TV Ramachandran, director general, COAI said, "This will be a golden opportunity for the new government to roll out the second phase of reforms in the telecom sector which are important as the market has already plateaued."
He pointed out that the new government can do two things -- allow sharing of infrastructure with the state-owned Bharat Sanchar Nigam and lower duties and levies.
Elaborating on duties and taxes, Ramachandran pointed out that the government should look at "the high burden on service provider, almost 33 per cent, on account of licensing fee, revenue sharing, spectrum usage charges and service taxes. By lowering these high levies, it will further benefit the common man by way of lower tariffs."
Ramachandran pointed out that any reforms in this sector will benefit the common man. "We have seen that the first phase of reforms has resulted in tariffs crashing by almost 90 per cent," he added.
Sandip Das, executive director, Hutchison Max Telecom, said, "The economic reforms which include telecom, are irreversible. While a stable government at the Centre will continue with the pace of reforms, a fractured coalition government will stray away from decisive changes."
A promoter of a leading service provider said, "The government should ensure the financial viability of the telecom sector.
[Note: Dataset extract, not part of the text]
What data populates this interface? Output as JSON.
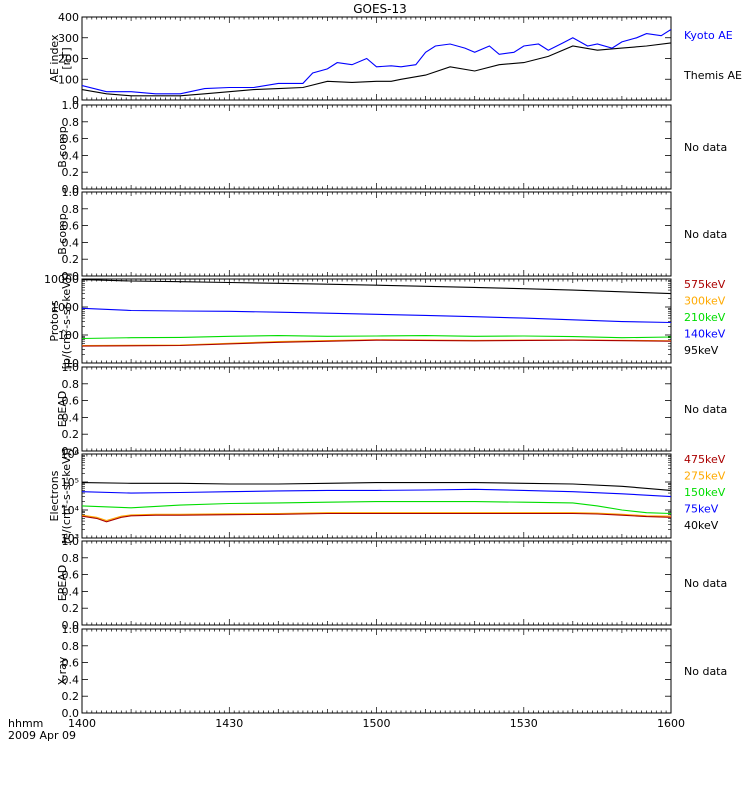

It should also look at increasing teledensity in the country".
The cement industry too is demanding the lowering of import duties on a key input, coal.
A K Jain, executive director, The Associated Cement Companies, adds, "We would want the new government to continue its thrust on infrastructure and support housing finance. Also the movement of coal through rail should be better facilitated, along with bringing down the import duty on coal for the cement industry."Anil Singhvi, executive director, Gujarat Ambuja Cements, said, "The cement industry is one of the oldest industries, therefore, we do not require any major reforms. However, the new government should focus on economic growth and infrastructure will have a vital role to play in the coming years."